27
giu
2010
Vita e morte nell’Ottocento a Chiaramonti. L’inventario della stanza di morte del vice vicario. A cura di Angelino Tedde.
Riprendiamo il mesto itinerario del nostro villaggio ottocentesco, attraverso le opere e i giorni dei nostri trisavoli e bisavoli, osservando il loro ciclo della vita e del tempo, i loro affari, i loro atti di fede di fine vita e le loro ultime volontà che li accomuna nel lasciare tutto agli eredi. Nella tomba non portano niente.
Sono seppelliti presso l’oratorio di Santa Croce nel cuore del paese, nel punto in cui il pendio di Codinarasa (432 circa msm) e quello del Monte di San Matteo (470 circa msm) s’incontrano e si saldano in un abbraccio, oppure sono seppelliti presso San Matteo al Monte o nella chiesa del Carmine o nell’oratorio della Vergine del Rosario. E poi la vita continua con gli eredi che disperderanno inesorabilmente quanto gratuitamente ereditarono oppure vi si attaccheranno sordidamente, per lasciare a loro volta tutti i beni ad altri eredi. Gli abitanti di Chiaramonti nascevano, vivevano per un tempo più o meno lungo e morivano. Il loro ricordo in parte si conserva nelle carte ufficiali o private, in parte si tramanda nella memoria storica dei suoi abitanti, ma poi il tempo tutto consuma e stravolge.

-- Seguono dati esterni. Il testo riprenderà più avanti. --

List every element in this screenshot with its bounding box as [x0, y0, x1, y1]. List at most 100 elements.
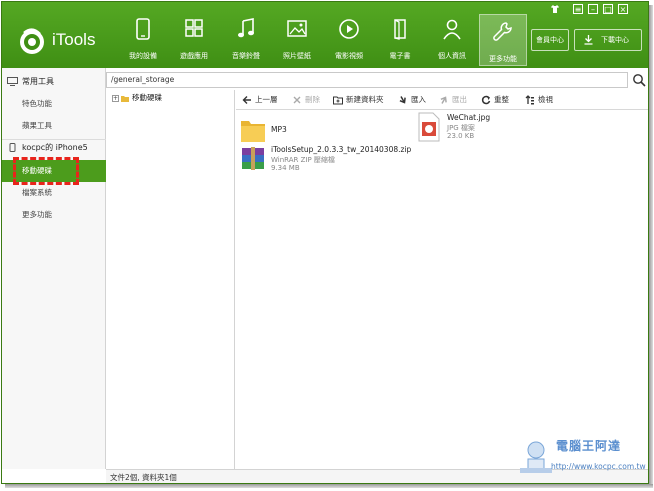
export-button[interactable]: 匯出: [439, 94, 475, 106]
status-bar: 文件2個, 資料夾1個: [106, 469, 648, 483]
nav-label: 個人資訊: [438, 52, 466, 60]
watermark-url: http://www.kocpc.com.tw: [551, 462, 646, 471]
import-label: 匯入: [411, 95, 426, 104]
file-size: 9.34 MB: [271, 164, 300, 172]
download-center-button[interactable]: 下載中心: [574, 29, 642, 51]
file-item-itools-zip[interactable]: iToolsSetup_2.0.3.3_tw_20140308.zip WinR…: [240, 144, 440, 176]
folder-icon: [241, 121, 265, 142]
winrar-zip-icon: [242, 147, 264, 170]
tree-node-label: 移動硬碟: [132, 93, 162, 102]
view-label: 檢視: [538, 95, 553, 104]
refresh-icon: [481, 95, 491, 105]
nav-label: 音樂鈴聲: [232, 52, 260, 60]
minimize-icon: –: [591, 5, 595, 14]
sidebar-item-features[interactable]: 特色功能: [2, 93, 106, 115]
file-item-mp3-folder[interactable]: MP3: [240, 115, 390, 147]
nav-my-device[interactable]: 我的設備: [119, 12, 167, 64]
person-icon: [443, 19, 461, 40]
file-item-wechat-jpg[interactable]: WeChat.jpg JPG 檔案 23.0 KB: [416, 112, 536, 144]
folder-icon: [121, 95, 129, 102]
jpg-file-icon: [418, 112, 440, 142]
monitor-icon: [7, 77, 18, 86]
tshirt-icon: [551, 5, 559, 13]
book-icon: [394, 19, 406, 40]
device-icon: [9, 143, 16, 152]
file-size: 23.0 KB: [447, 132, 475, 140]
wrench-icon: [493, 22, 512, 41]
play-icon: [339, 19, 359, 39]
file-list: MP3 WeChat.jpg JPG 檔案 23.0 KB iToolsSetu…: [236, 111, 648, 469]
file-toolbar: 上一層 刪除 新建資料夾 匯入 匯出 重整 檢視: [236, 90, 648, 110]
app-title: iTools: [52, 30, 96, 49]
skin-button[interactable]: [550, 4, 560, 14]
delete-icon: [293, 96, 301, 104]
nav-label: 遊戲應用: [180, 52, 208, 60]
search-icon[interactable]: [632, 73, 646, 87]
new-folder-icon: [333, 96, 343, 105]
view-button[interactable]: 檢視: [525, 94, 561, 106]
file-name: MP3: [271, 125, 287, 134]
nav-videos[interactable]: 電影視頻: [325, 12, 373, 64]
file-name: WeChat.jpg: [447, 113, 491, 122]
sidebar-item-more-functions[interactable]: 更多功能: [2, 204, 106, 226]
maximize-icon: □: [604, 5, 612, 14]
expand-icon[interactable]: +: [112, 94, 119, 102]
folder-tree: + 移動硬碟: [106, 90, 235, 469]
sidebar-group-label: 常用工具: [22, 77, 54, 86]
path-input[interactable]: /general_storage: [106, 72, 628, 88]
view-sort-icon: [525, 95, 534, 105]
maximize-button[interactable]: □: [603, 4, 613, 14]
nav-label: 電影視頻: [335, 52, 363, 60]
import-icon: [399, 96, 406, 104]
close-button[interactable]: ×: [618, 4, 628, 14]
menu-icon: ≡: [574, 5, 582, 14]
new-folder-button[interactable]: 新建資料夾: [333, 94, 391, 106]
refresh-button[interactable]: 重整: [481, 94, 517, 106]
nav-label: 更多功能: [489, 55, 517, 63]
sidebar-group-label: kocpc的 iPhone5: [22, 143, 88, 152]
nav-label: 我的設備: [129, 52, 157, 60]
nav-photos-wallpapers[interactable]: 照片壁紙: [273, 12, 321, 64]
delete-button[interactable]: 刪除: [292, 94, 326, 106]
photo-icon: [287, 20, 307, 37]
watermark-text: 電腦王阿達: [556, 439, 622, 453]
delete-label: 刪除: [305, 95, 320, 104]
close-icon: ×: [619, 5, 627, 14]
apps-grid-icon: [185, 19, 203, 37]
member-center-button[interactable]: 會員中心: [531, 29, 569, 51]
nav-label: 電子書: [389, 52, 411, 60]
nav-label: 照片壁紙: [283, 52, 311, 60]
tree-node-root[interactable]: + 移動硬碟: [112, 92, 162, 104]
sidebar-item-apple-tools[interactable]: 蘋果工具: [2, 115, 106, 137]
phone-icon: [136, 18, 150, 40]
nav-music-ringtones[interactable]: 音樂鈴聲: [222, 12, 270, 64]
settings-button[interactable]: ≡: [573, 4, 583, 14]
sidebar-item-file-system[interactable]: 檔案系統: [2, 182, 106, 204]
sidebar: 常用工具 特色功能 蘋果工具 kocpc的 iPhone5 移動硬碟 檔案系統 …: [2, 68, 106, 469]
file-name: iToolsSetup_2.0.3.3_tw_20140308.zip: [271, 145, 412, 154]
arrow-left-icon: [242, 96, 251, 104]
sidebar-group-tools[interactable]: 常用工具: [2, 70, 106, 94]
nav-more-functions[interactable]: 更多功能: [479, 14, 527, 66]
watermark-mascot-icon: [520, 441, 552, 473]
window-shadow-right: [649, 5, 653, 485]
import-button[interactable]: 匯入: [398, 94, 434, 106]
new-folder-label: 新建資料夾: [346, 95, 384, 104]
itools-logo-icon: [20, 28, 44, 54]
itools-window: iTools 我的設備 遊戲應用 音樂鈴聲 照片壁紙 電影視頻 電子書 個人資訊: [1, 1, 649, 484]
minimize-button[interactable]: –: [588, 4, 598, 14]
export-icon: [440, 96, 447, 104]
nav-ebooks[interactable]: 電子書: [376, 12, 424, 64]
header-bar: iTools 我的設備 遊戲應用 音樂鈴聲 照片壁紙 電影視頻 電子書 個人資訊: [2, 2, 648, 68]
back-label: 上一層: [255, 95, 278, 104]
music-note-icon: [238, 18, 254, 38]
download-icon: [584, 35, 593, 45]
back-button[interactable]: 上一層: [242, 94, 288, 106]
window-shadow-bottom: [5, 484, 653, 488]
refresh-label: 重整: [494, 95, 509, 104]
highlight-annotation: [13, 157, 79, 185]
nav-games-apps[interactable]: 遊戲應用: [170, 12, 218, 64]
export-label: 匯出: [452, 95, 467, 104]
download-center-label: 下載中心: [601, 36, 629, 44]
nav-personal-info[interactable]: 個人資訊: [428, 12, 476, 64]
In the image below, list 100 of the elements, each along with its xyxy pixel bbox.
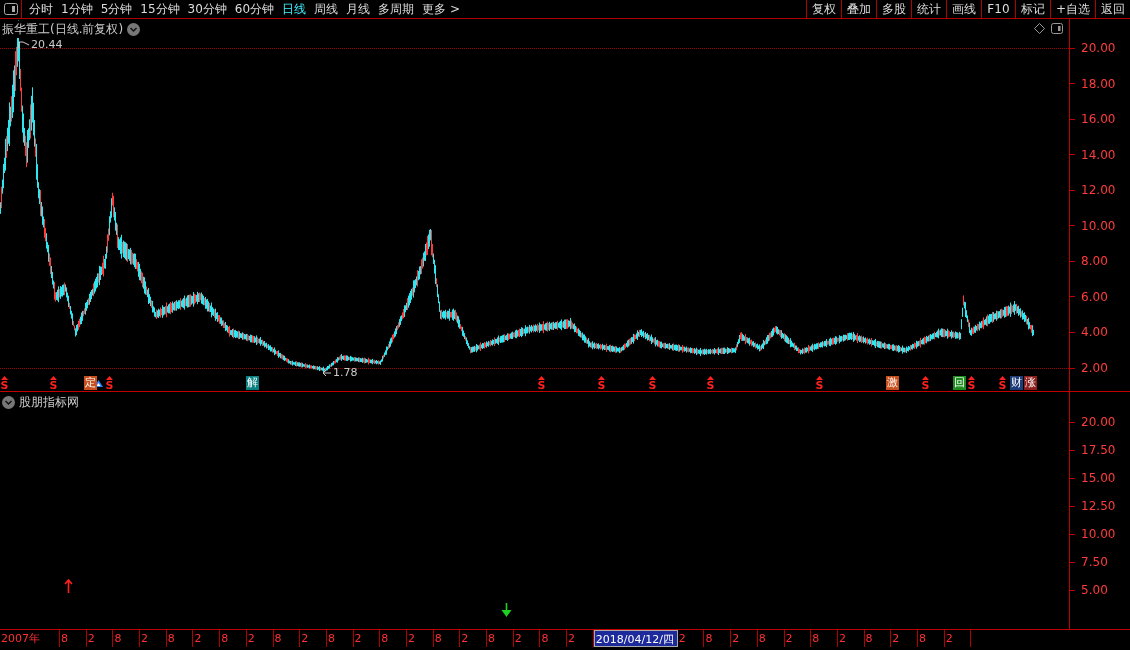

Ho fatto una pausa dall’ultimo contributo, immalinconito dall’esame di tutti gli affari e testamenti e sono andato quasi in crisi nella lettura dell’inventario del vice vicario.
Vi confesso anzi che l’ho sognato, sollevarsi scheletrico, in una cappella della chiesa di San Matteo al Monte e con fare lamentoso mi ha detto:
“Hai già detto troppo di me, non pubblicare l’inventario, daresti solo esca agl’increduli tenaci. Tra i lettori non tutti capirebbero come andavano allora le cose e tu, miserrimo, assai vicino alla morte, tra i tuoi tanti peccati, ti porteresti anche quello di non aver rispettato i morti, lasciandoli riposare in pace!”
Nel sogno ho cominciato a tracciare segni di croce sullo scheletro parlante, mentre gli rispondevo: ” Don Baingio, calmati, dirò che, secondo la leggi dell’antico regime, eravate costretti a fruire di un reddito per diventare preti. E poi oggi che cosa possono dire gli abitanti di Chiaramonti? Tutti posseggono una casa, alcuni ne hanno più d’una, altri hanno vigne e campi e ben 132 hanno pecore e altri animali. E chi non possiede animali ha una pensione o uno stipendio e chi non ha niente mangia a carico dei genitori o dei nonni. Che cosa possono dire di te! Calmati. Requiem aeternam donet tibi domine et lux perpetua luceat tibi. Requiescas in pacem! Amen.”
Lo scrocchiare delle ossa dello scheletro parve calmarsi ed io mi risvegliai rasserenato. Ed eccomi a voi sia pure un po’ intimorito a riprendere il filo interrotto del discorso.